Revenant sur l’ambitieuse politique européenne de l’innovation lancée en 2006 et sur la loi sur les petites entreprises (« Small Business Act ») adoptée postérieurement, la commission analyse les progrès réalisés et les succès obtenus en matière d’innovation et tente d’élaborer, pour la prochaine décennie, un programme de réforme européen moderne au cœur duquel l’innovation devrait figurer.
La Commission rappelle :
- que des progrès ont été accomplis grâce à la loi sur les petites entreprises qui vise à faciliter la vie des entrepreneurs et des PME ;
- que la directive sur les services permettra de renforcer le fonctionnement du marché intérieur ;
- que les nouvelles règles de l’UE en matière d’aides d’État dotent les États membres d’instruments plus efficaces pour soutenir la recherche et le développement (R&D), ainsi que l’innovation ;
- que le coût de l’enregistrement en tant que marque européenne a diminué.

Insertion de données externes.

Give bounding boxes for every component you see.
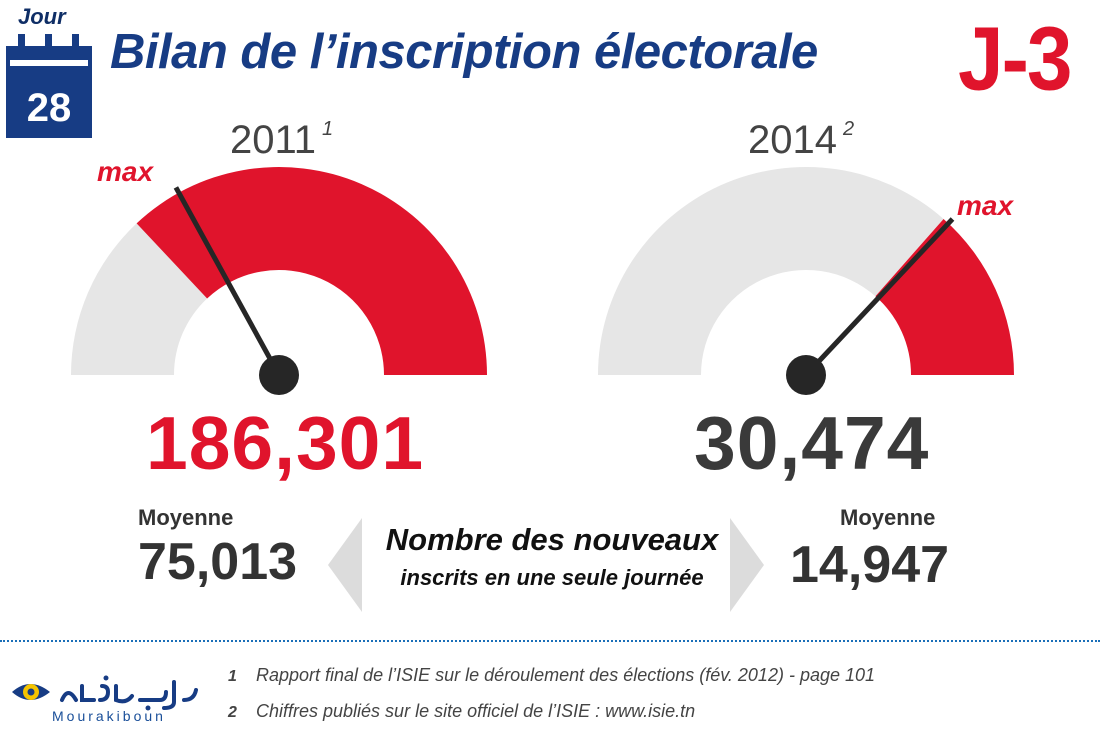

La Commission précise également :
- que la protection des droits de la propriété intellectuelle demeure essentielle ( En ce qui concerne les brevets, l’UE ne peut plus se permettre de maintenir un système trop onéreux et fragmenté) ;
- que l’innovation dans les services et l’utilisation des TIC devront également être renforcées ;
- que les nouvelles dispositions relatives aux émissions des véhicules, la législation REACH, les mesures concernant l’éco-conception et l’initiative en faveur des marchés porteurs permettront d’améliorer la capacité innovante de plusieurs secteurs de l’économie européenne ;
- que les fonds européens sont plus que jamais axés sur l’innovation (86 milliards d’euros ont été alloués au soutien de la recherche et de l’innovation dans les régions) ;
- que les procédures d’accès aux différents fonds doivent être cependant revues et encore simplifiées (la complexité des règles et des systèmes doit être examinée et la cohérence améliorée) ;
- que la fourniture de capital-risque reste un sujet de préoccupation (Les investisseurs financiers devraient être davantage disposés à investir dans des entreprises innovantes aux perspectives de rendements à long terme et dépasser les aspirations de profits à court terme) ;
- qu’il faut intensifier les synergies entre les acteurs du processus d’innovation :enseignement supérieur, la recherche et l’industrie ;
- que la promotion de l’innovation doit demeurer une priorité politique majeure à tous les niveaux de l’UE.
Sur la base de l’analyse des résultats obtenus à ce jour et des enseignements tirés, la Commission étudiera avec les États membres et les parties intéressées la faisabilité d’une loi européenne sur l’innovation visant à renforcer l’approche de partenariat en matière d’innovation comme partie intégrante du futur programme de réforme européen au-delà de 2010.